A puzzle hunt is a scavenger hunt style event where teams compete to solve a series of puzzles, many of which are tied together via metapuzzles. Puzzle hunt puzzles are usually not necessarily accompanied by direct instructions for how to solve them; figuring out the necessary approach is part of the puzzle. These hunts may be hosted at a particular location, in multiple locations, or via the internet.

A puzzle hunt usually has no direct instructions for how to solve it, but instead requires solvers to deduce the approach to solving it. The method of solving the puzzle hunt may be hinted by clues. Some puzzles may involve elements of familiar puzzle types such as crossword puzzles, jigsaw puzzles, cryptograms, and others, but they often have an additional twist beyond the usual structures of such puzzles that solvers must uncover. In our case, we utilize landmarks and the environment to tie into the puzzles so that it requires that you be at particular place and/or looking in a specific direction in order to solve.

The solution to a puzzle hunt puzzle is generally a word, phrase or number. The process of deriving the final answer once the main part of a puzzle has been solved is known as "extraction". Extracting the answer may involve a variety of solving methods and change in location. Those solutions then generally tie into a meta-puzzle.
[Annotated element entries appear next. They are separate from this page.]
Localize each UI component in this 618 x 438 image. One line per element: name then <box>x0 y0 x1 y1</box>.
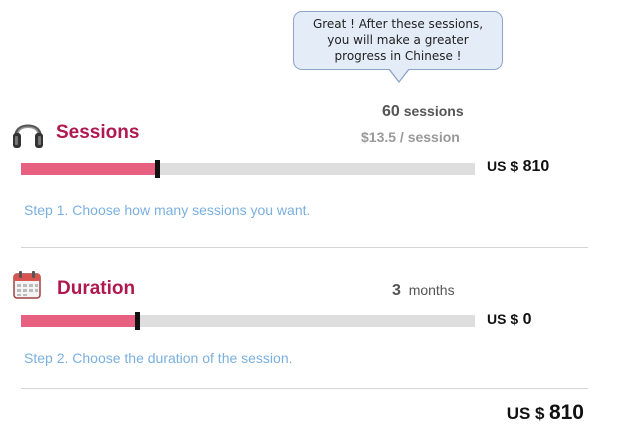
sessions-slider-fill <box>21 163 157 175</box>
divider <box>21 388 588 389</box>
sessions-price-amount: 810 <box>522 158 550 175</box>
sessions-slider-handle[interactable] <box>155 160 160 178</box>
duration-slider[interactable] <box>21 312 475 330</box>
total-currency: US $ <box>506 404 545 423</box>
headphones-icon <box>13 124 43 148</box>
duration-slider-fill <box>21 315 137 327</box>
tip-bubble-tail-inner <box>389 68 409 81</box>
tip-line: Great ! After these sessions, <box>312 17 484 31</box>
calendar-icon <box>13 271 41 299</box>
divider <box>21 247 588 248</box>
sessions-price: US $ 810 <box>487 158 549 176</box>
duration-price-currency: US $ <box>487 311 519 327</box>
sessions-step-hint: Step 1. Choose how many sessions you wan… <box>24 202 311 218</box>
sessions-price-currency: US $ <box>487 158 519 174</box>
sessions-count-unit: sessions <box>403 103 464 119</box>
sessions-slider[interactable] <box>21 160 475 178</box>
duration-price-amount: 0 <box>522 311 532 328</box>
duration-count: 3 months <box>392 282 455 300</box>
tip-line: progress in Chinese ! <box>334 49 462 63</box>
sessions-count: 60 sessions <box>382 103 464 121</box>
total-amount: 810 <box>548 401 584 424</box>
total-price: US $ 810 <box>507 401 584 425</box>
duration-price: US $ 0 <box>487 311 531 329</box>
sessions-title: Sessions <box>56 122 140 143</box>
sessions-count-value: 60 <box>382 103 400 120</box>
session-rate: $13.5 / session <box>361 129 460 145</box>
tip-bubble: Great ! After these sessions, you will m… <box>293 11 503 70</box>
duration-title: Duration <box>57 278 136 299</box>
duration-step-hint: Step 2. Choose the duration of the sessi… <box>24 350 293 366</box>
duration-count-unit: months <box>408 282 455 298</box>
tip-line: you will make a greater <box>327 33 469 47</box>
duration-count-value: 3 <box>392 282 401 299</box>
duration-slider-handle[interactable] <box>135 312 140 330</box>
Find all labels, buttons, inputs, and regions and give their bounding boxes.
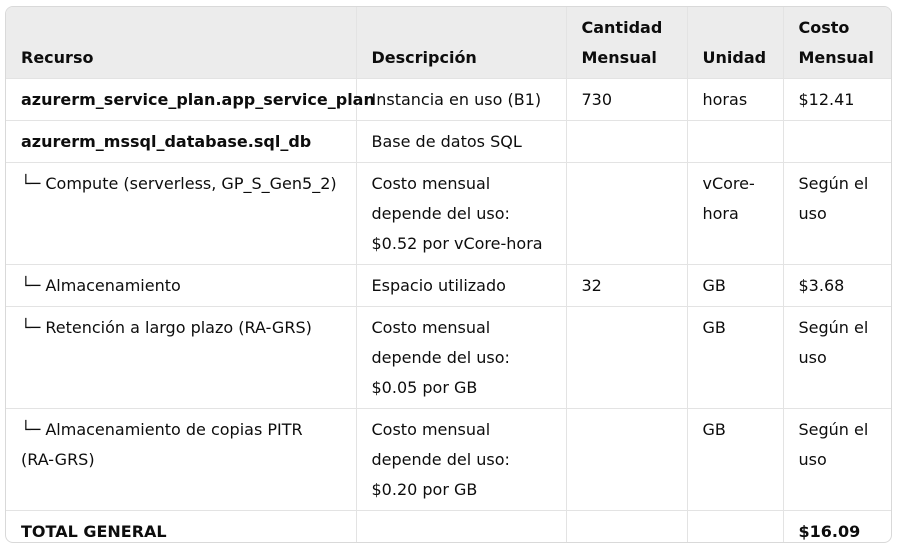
cell-unidad: GB bbox=[687, 306, 784, 409]
header-cantidad: Cantidad Mensual bbox=[566, 7, 688, 79]
table-header-row: Recurso Descripción Cantidad Mensual Uni… bbox=[6, 7, 891, 79]
cell-unidad: vCore-hora bbox=[687, 162, 784, 265]
cell-recurso: └─ Compute (serverless, GP_S_Gen5_2) bbox=[6, 162, 357, 265]
header-recurso: Recurso bbox=[6, 7, 357, 79]
cell-cantidad bbox=[566, 120, 688, 163]
cost-table-container: Recurso Descripción Cantidad Mensual Uni… bbox=[5, 6, 892, 543]
cell-descripcion bbox=[356, 510, 567, 542]
cell-recurso: └─ Almacenamiento bbox=[6, 264, 357, 307]
cell-recurso: azurerm_mssql_database.sql_db bbox=[6, 120, 357, 163]
cell-costo: $12.41 bbox=[798, 90, 855, 109]
cell-cantidad bbox=[566, 306, 688, 409]
cell-cantidad: 32 bbox=[566, 264, 688, 307]
cell-cantidad bbox=[566, 162, 688, 265]
cell-costo: Según el uso bbox=[798, 420, 869, 469]
cell-descripcion: Espacio utilizado bbox=[356, 264, 567, 307]
cell-unidad: GB bbox=[687, 264, 784, 307]
cell-descripcion: Base de datos SQL bbox=[356, 120, 567, 163]
cell-unidad bbox=[687, 510, 784, 542]
cell-descripcion: Instancia en uso (B1) bbox=[356, 78, 567, 121]
cell-recurso: azurerm_service_plan.app_service_plan bbox=[6, 78, 375, 121]
header-costo: Costo Mensual bbox=[798, 18, 874, 67]
table-row: └─ Compute (serverless, GP_S_Gen5_2) Cos… bbox=[6, 162, 891, 265]
cell-descripcion: Costo mensual depende del uso: $0.20 por… bbox=[356, 408, 567, 511]
table-row: └─ Retención a largo plazo (RA-GRS) Cost… bbox=[6, 306, 891, 409]
cell-unidad: horas bbox=[687, 78, 784, 121]
table-row: └─ Almacenamiento de copias PITR (RA-GRS… bbox=[6, 408, 891, 511]
table-row: └─ Almacenamiento Espacio utilizado 32 G… bbox=[6, 264, 891, 307]
header-descripcion: Descripción bbox=[356, 7, 567, 79]
table-row-total: TOTAL GENERAL $16.09 bbox=[6, 510, 891, 542]
cost-table: Recurso Descripción Cantidad Mensual Uni… bbox=[6, 7, 891, 542]
cell-recurso: └─ Almacenamiento de copias PITR (RA-GRS… bbox=[6, 408, 357, 511]
table-row: azurerm_service_plan.app_service_plan In… bbox=[6, 78, 891, 121]
header-unidad: Unidad bbox=[687, 7, 784, 79]
cell-recurso: TOTAL GENERAL bbox=[6, 510, 357, 542]
cell-costo: $3.68 bbox=[798, 276, 845, 295]
cell-costo: $16.09 bbox=[798, 522, 861, 541]
cell-unidad: GB bbox=[687, 408, 784, 511]
cell-unidad bbox=[687, 120, 784, 163]
table-row: azurerm_mssql_database.sql_db Base de da… bbox=[6, 120, 891, 163]
cell-costo bbox=[783, 121, 891, 163]
cell-costo: Según el uso bbox=[798, 174, 869, 223]
cell-cantidad bbox=[566, 408, 688, 511]
cell-costo: Según el uso bbox=[798, 318, 869, 367]
cell-recurso: └─ Retención a largo plazo (RA-GRS) bbox=[6, 306, 357, 409]
cell-descripcion: Costo mensual depende del uso: $0.05 por… bbox=[356, 306, 567, 409]
cell-descripcion: Costo mensual depende del uso: $0.52 por… bbox=[356, 162, 567, 265]
cell-cantidad: 730 bbox=[566, 78, 688, 121]
cell-cantidad bbox=[566, 510, 688, 542]
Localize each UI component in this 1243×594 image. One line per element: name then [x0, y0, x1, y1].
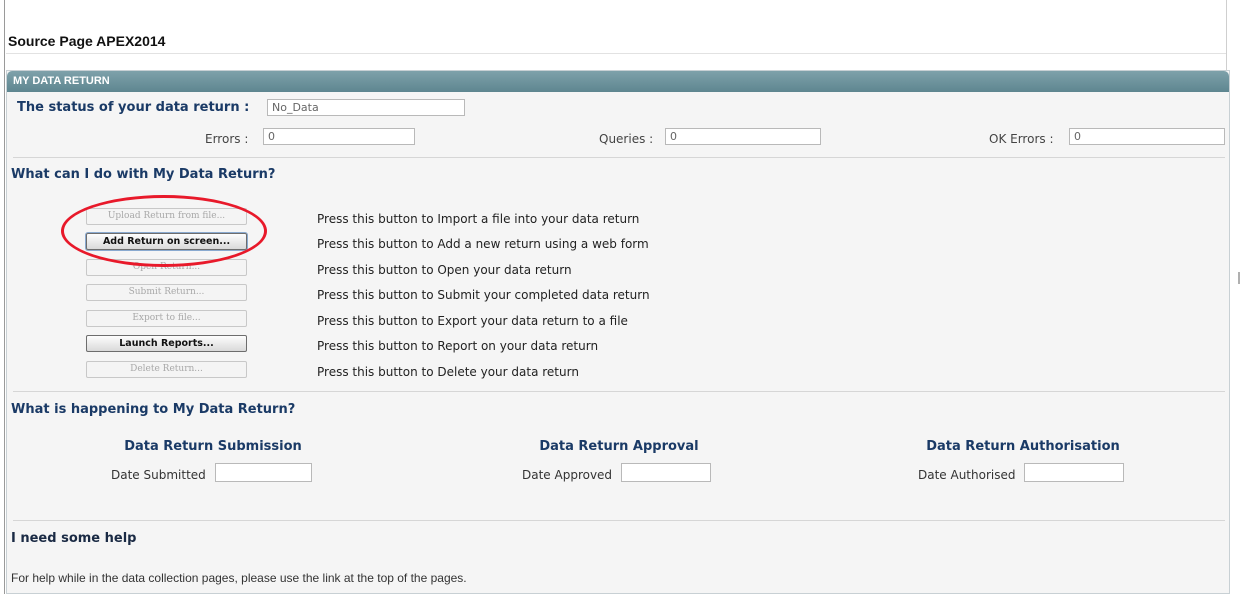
- date-submitted-label: Date Submitted: [111, 468, 206, 482]
- date-submitted-field[interactable]: [215, 463, 312, 482]
- submission-title: Data Return Submission: [124, 439, 302, 454]
- date-authorised-label: Date Authorised: [918, 468, 1016, 482]
- section-divider: [13, 391, 1225, 392]
- happening-heading: What is happening to My Data Return?: [11, 402, 296, 417]
- help-heading: I need some help: [11, 531, 137, 546]
- help-text: For help while in the data collection pa…: [11, 571, 467, 585]
- delete-return-button[interactable]: Delete Return...: [86, 361, 247, 378]
- date-approved-label: Date Approved: [522, 468, 613, 482]
- errors-field: 0: [263, 128, 415, 145]
- section-divider: [13, 157, 1225, 158]
- delete-return-description: Press this button to Delete your data re…: [317, 365, 579, 379]
- queries-label: Queries :: [599, 132, 654, 146]
- section-divider: [13, 520, 1225, 521]
- my-data-return-panel: MY DATA RETURN The status of your data r…: [6, 70, 1230, 594]
- approval-title: Data Return Approval: [539, 439, 699, 454]
- scrollbar-tick[interactable]: [1238, 272, 1240, 284]
- status-label: The status of your data return :: [17, 100, 250, 115]
- date-authorised-field[interactable]: [1024, 463, 1124, 482]
- export-return-button[interactable]: Export to file...: [86, 310, 247, 327]
- title-divider: [6, 53, 1226, 54]
- actions-heading: What can I do with My Data Return?: [11, 167, 276, 182]
- ok-errors-field: 0: [1069, 128, 1225, 145]
- queries-field: 0: [665, 128, 821, 145]
- left-window-edge: [4, 0, 5, 594]
- panel-header: MY DATA RETURN: [7, 71, 1229, 92]
- upload-return-description: Press this button to Import a file into …: [317, 212, 640, 226]
- submit-return-button[interactable]: Submit Return...: [86, 284, 247, 301]
- ok-errors-label: OK Errors :: [989, 132, 1054, 146]
- launch-reports-button[interactable]: Launch Reports...: [86, 335, 247, 352]
- launch-reports-description: Press this button to Report on your data…: [317, 339, 599, 353]
- add-return-description: Press this button to Add a new return us…: [317, 237, 649, 251]
- status-field: No_Data: [267, 99, 465, 116]
- errors-label: Errors :: [205, 132, 249, 146]
- page-title: Source Page APEX2014: [8, 33, 166, 49]
- submit-return-description: Press this button to Submit your complet…: [317, 288, 650, 302]
- date-approved-field[interactable]: [621, 463, 711, 482]
- open-return-description: Press this button to Open your data retu…: [317, 263, 572, 277]
- authorisation-title: Data Return Authorisation: [926, 439, 1120, 454]
- annotation-circle: [61, 195, 267, 267]
- export-return-description: Press this button to Export your data re…: [317, 314, 628, 328]
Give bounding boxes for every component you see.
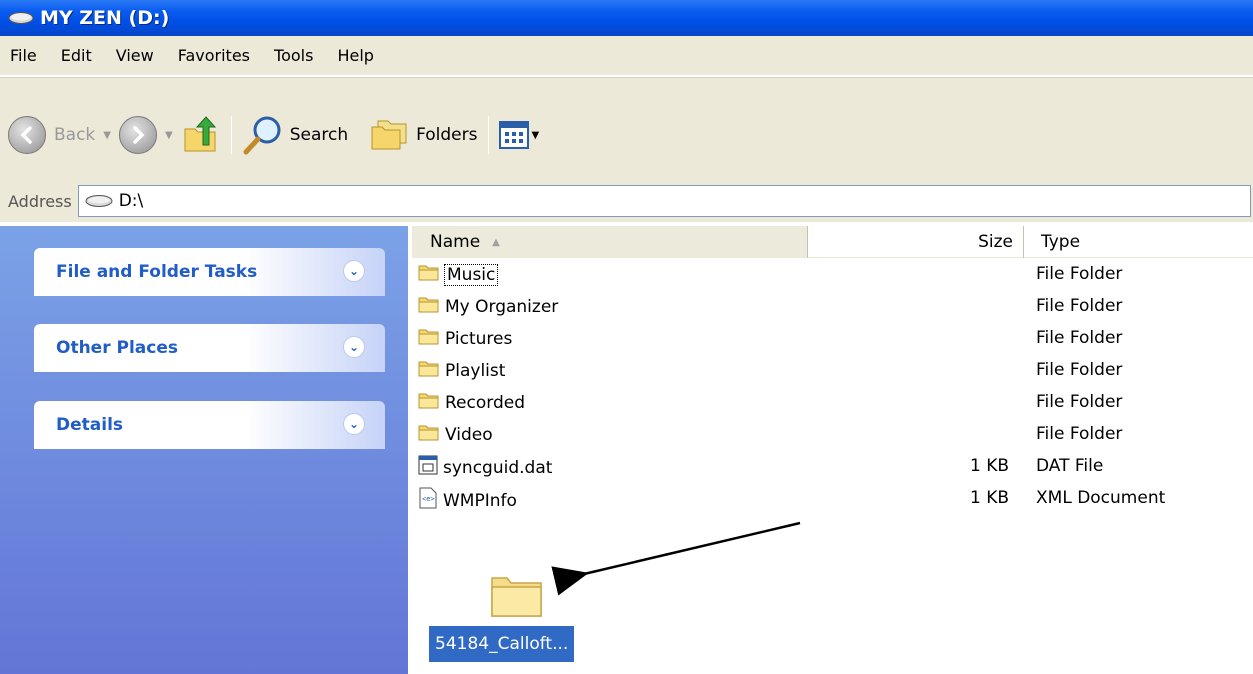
file-type: File Folder [1036, 296, 1123, 316]
forward-arrow-icon [118, 116, 157, 154]
search-label: Search [289, 125, 349, 145]
file-name-cell[interactable]: Video [418, 423, 493, 446]
window-title: MY ZEN (D:) [40, 7, 170, 29]
search-icon [243, 116, 281, 155]
menu-file[interactable]: File [10, 46, 37, 65]
file-name-cell[interactable]: Pictures [418, 327, 512, 350]
folder-icon [418, 295, 440, 318]
chevron-down-icon[interactable]: ⌄ [343, 413, 365, 435]
svg-text:<e>: <e> [422, 495, 435, 503]
column-header-name[interactable]: Name ▲ [412, 226, 808, 258]
file-type: File Folder [1036, 424, 1123, 444]
drive-icon [8, 12, 34, 24]
column-header-type[interactable]: Type [1025, 226, 1253, 258]
file-type: File Folder [1036, 264, 1123, 284]
forward-button[interactable] [118, 116, 157, 154]
title-bar[interactable]: MY ZEN (D:) [0, 0, 1253, 36]
menu-favorites[interactable]: Favorites [178, 46, 250, 65]
folders-label: Folders [416, 125, 478, 145]
file-row[interactable]: Video File Folder [412, 420, 1253, 452]
file-row[interactable]: My Organizer File Folder [412, 292, 1253, 324]
file-row[interactable]: Music File Folder [412, 260, 1253, 292]
file-name: Music [443, 263, 499, 286]
file-row[interactable]: syncguid.dat 1 KB DAT File [412, 452, 1253, 484]
file-name: Recorded [445, 392, 525, 413]
file-name: Playlist [445, 360, 506, 381]
folder-icon [418, 391, 440, 414]
file-row[interactable]: Pictures File Folder [412, 324, 1253, 356]
menu-tools[interactable]: Tools [274, 46, 313, 65]
task-pane: File and Folder Tasks ⌄ Other Places ⌄ D… [0, 226, 408, 674]
file-row[interactable]: Playlist File Folder [412, 356, 1253, 388]
menu-view[interactable]: View [116, 46, 154, 65]
file-type: File Folder [1036, 360, 1123, 380]
task-group-title: Details [56, 415, 124, 435]
file-name-cell[interactable]: syncguid.dat [418, 455, 552, 480]
file-name: My Organizer [445, 296, 559, 317]
folders-icon [371, 120, 407, 150]
task-group-title: Other Places [56, 338, 178, 358]
xml-file-icon: <e> [418, 487, 438, 514]
file-name-cell[interactable]: <e> WMPInfo [418, 487, 517, 514]
menu-bar: File Edit View Favorites Tools Help [0, 36, 1253, 76]
task-group-other-places[interactable]: Other Places ⌄ [34, 324, 385, 372]
file-size: 1 KB [969, 488, 1009, 508]
column-header-size[interactable]: Size [809, 226, 1024, 258]
views-button[interactable]: ▼ [498, 121, 540, 149]
folder-icon [418, 327, 440, 350]
file-name-cell[interactable]: Recorded [418, 391, 525, 414]
sort-ascending-icon: ▲ [492, 236, 500, 248]
file-type: DAT File [1036, 456, 1104, 476]
file-name: WMPInfo [443, 490, 517, 511]
drive-icon [85, 195, 113, 207]
address-bar: Address D:\ [0, 180, 1253, 222]
file-type: File Folder [1036, 392, 1123, 412]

Groups of puzzles in a puzzle hunt are often connected by a metapuzzle, which is a puzzle based on combining or comparing the answers of other puzzles. For some metapuzzles, the answers to the other puzzles must be incorporated into a puzzle structure that is separately provided to solvers; for others the other puzzle answers alone provide all the information needed to solve the metapuzzle.

Puzzle hunts based in a specific location may involve components where solvers are directed to travel to specific sites in order to solve certain puzzles. This is something we use in most of our driving adventures and outdoor adventures.

One of the earliest examples of puzzle hunts is the MIT Mystery Hunt, started by Brad Schaefer in 1981. Later hunts in the MIT Mystery Hunt incorporate a cohesive theme across the puzzles. Of course, similar games existed in the early 1970s which we believe the concept of the Ghost Run (i.e. Danger Run) was formed. READ MORE ABOUT GHOST RUNS As puzzle hunts became more popular, other universities formed their own versions.

Further development of the internet allowed for puzzles to make use of digital mediums, including videos and games. The development of our Clue Portal was created in 2020 as mode of delivering these scavenger hunt style puzzle hunts directly to mobile devices to make some of the most customizable games to date.